Investment in large farms goes against historical trends
In 2008, I co-directed the World Development Report on Agriculture for Development, which strongly argued for a development strategy based on small and medium sized family farms—smallholders for short. Since then, I have been following the surge in investor interest in large farms and plantations. Although much of the attention to ‘land grabs’ is focused on Africa, there has been a parallel rise of investor interest in tropical commodities in Asia. Clearly, the type of agrarian structure employed to produce tropical exports affects many dimensions of land use, such as ownership inequality, overlapping land rights and conflicts, and changes in landscapes. In particular, smallholders are more likely to produce tree crops in agroforestry systems (as in rubber) or in landscape mosaics (as in oil palm) that conserve more of the natural vegetation and associated environmental services than large specialized plantations.
The current rise in large-scale plantations in Asia goes against historical trends. Although the production of tropical commodities was initiated on large plantations in the colonial period, over the course of the 20th century, most transitioned to smallholder systems. A classic example is rubber, which was established in Malaysia and elsewhere in Southeast Asia in the early 1900s through large plantations, but by the end of the century, about 90% of rubber agroforestry systems were operated by smallholders. Yet the boom in rubber prices from 2001–2012, has caused a surge in investment in large rubber plantations in Myanmar, Laos, Cambodia, and to some extent Indonesia.

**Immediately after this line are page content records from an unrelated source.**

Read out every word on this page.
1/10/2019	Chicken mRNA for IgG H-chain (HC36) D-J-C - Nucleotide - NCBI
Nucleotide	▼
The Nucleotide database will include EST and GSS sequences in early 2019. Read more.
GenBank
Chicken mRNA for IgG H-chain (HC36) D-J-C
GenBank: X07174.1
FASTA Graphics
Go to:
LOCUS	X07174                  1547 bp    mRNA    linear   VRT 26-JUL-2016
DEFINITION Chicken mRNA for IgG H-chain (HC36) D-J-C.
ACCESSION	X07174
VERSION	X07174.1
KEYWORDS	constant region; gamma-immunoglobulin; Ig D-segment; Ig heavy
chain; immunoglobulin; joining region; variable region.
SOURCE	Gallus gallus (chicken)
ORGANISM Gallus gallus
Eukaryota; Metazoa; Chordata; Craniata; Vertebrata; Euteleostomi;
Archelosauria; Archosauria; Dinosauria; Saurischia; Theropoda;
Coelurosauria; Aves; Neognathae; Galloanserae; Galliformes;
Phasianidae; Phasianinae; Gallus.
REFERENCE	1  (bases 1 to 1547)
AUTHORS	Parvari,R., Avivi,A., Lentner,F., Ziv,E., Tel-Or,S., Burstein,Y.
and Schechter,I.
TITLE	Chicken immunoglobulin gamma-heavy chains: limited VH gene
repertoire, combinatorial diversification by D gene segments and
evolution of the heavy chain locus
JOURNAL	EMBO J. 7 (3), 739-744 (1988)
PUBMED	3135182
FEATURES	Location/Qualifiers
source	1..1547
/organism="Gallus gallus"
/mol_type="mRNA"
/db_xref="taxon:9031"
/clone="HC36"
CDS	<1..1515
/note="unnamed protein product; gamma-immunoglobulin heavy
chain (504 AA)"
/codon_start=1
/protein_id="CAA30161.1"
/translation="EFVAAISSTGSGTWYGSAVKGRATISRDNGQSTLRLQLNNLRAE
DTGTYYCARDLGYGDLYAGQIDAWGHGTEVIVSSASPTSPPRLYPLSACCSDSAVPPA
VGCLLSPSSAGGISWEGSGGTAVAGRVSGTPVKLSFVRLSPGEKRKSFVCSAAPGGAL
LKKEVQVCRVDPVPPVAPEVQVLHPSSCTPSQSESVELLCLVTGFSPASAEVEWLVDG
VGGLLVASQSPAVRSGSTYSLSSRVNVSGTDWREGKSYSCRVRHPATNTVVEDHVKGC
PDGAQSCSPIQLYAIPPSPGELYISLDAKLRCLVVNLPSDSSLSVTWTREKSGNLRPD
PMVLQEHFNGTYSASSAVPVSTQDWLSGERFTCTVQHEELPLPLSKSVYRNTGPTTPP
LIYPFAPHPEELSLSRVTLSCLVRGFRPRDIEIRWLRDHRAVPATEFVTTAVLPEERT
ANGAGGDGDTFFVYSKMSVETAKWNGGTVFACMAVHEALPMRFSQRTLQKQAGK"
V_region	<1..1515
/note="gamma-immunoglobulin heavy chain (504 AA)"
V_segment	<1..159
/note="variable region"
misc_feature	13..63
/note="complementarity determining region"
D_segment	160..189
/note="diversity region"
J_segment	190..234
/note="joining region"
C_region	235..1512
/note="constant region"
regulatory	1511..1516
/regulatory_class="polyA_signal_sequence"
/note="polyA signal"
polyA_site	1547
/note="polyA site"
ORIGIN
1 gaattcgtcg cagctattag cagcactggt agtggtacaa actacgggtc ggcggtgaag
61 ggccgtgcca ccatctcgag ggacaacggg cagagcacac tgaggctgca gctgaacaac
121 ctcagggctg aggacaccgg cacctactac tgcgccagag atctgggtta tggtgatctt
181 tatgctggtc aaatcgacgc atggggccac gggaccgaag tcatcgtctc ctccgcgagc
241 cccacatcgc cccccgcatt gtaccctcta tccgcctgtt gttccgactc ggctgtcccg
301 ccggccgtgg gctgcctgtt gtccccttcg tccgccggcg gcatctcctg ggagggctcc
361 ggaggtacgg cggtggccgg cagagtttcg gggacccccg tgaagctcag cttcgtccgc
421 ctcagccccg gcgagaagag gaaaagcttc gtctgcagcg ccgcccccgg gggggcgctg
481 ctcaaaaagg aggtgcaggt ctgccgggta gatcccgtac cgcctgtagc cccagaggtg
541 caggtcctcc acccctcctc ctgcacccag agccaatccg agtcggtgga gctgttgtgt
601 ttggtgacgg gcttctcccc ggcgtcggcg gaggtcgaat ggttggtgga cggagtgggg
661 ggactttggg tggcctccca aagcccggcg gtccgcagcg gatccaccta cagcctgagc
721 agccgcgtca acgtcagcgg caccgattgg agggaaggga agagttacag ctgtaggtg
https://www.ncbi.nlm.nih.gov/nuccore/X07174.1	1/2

Attention should be turned to smallholders to promote diverse and sustainable landscapes
In the early years of establishing commodity production, economic fundamentals related to processing methods (e.g. the need for quick processing after harvest in large mills) and pioneering costs and risks (e.g. specialized infrastructure and the search for appropriate technology) sometimes favored large-scale plantations. However, policy biases and development paradigms often strongly favored plantations and discriminated against smallholders in the colonial states. Similarly today, the unlevel playing field of policy incentives explains much of the resurgence of plantations in frontier regions of Asia today. Some policies favor large plantations over smallholders, especially large land concessions carved out of forestland, while other policies neglect basic support to smallholders such as research, extension, and financial services. Thailand is an example of a country that has built its agricultural success on smallholders enabling it to become a global leader in perennial crops such as rubber, sugarcane, cassava, and oil palm. However, crossing the border from Thailand to Myanmar, Laos, or Cambodia, you see a very different agrarian structure emerging not because of agro-climatic conditions but because of policies that favor large investors and large plantations.
The fastest growing crop in the region today is oil palm. Now that the basic technology and infrastructure is in place, smallholder oil palm is on the rise. However, smallholder productivity could be greatly enhanced with stronger support policies. For example, an export or ex-mill levy could be applied to palm oil to support research, extension, replanting costs, and farmer organizations, as was done for rubber in Thailand and tea in Sri Lanka. An even better approach would be the management of such a levy by strong farmer organizations, as was done for coffee in Colombia and tea in Kenya. A stronger focus on smallholder-based approaches to oil palm would spread the huge benefits being generated by the industry and, at the same time, lead to a more diverse and sustainable landscape.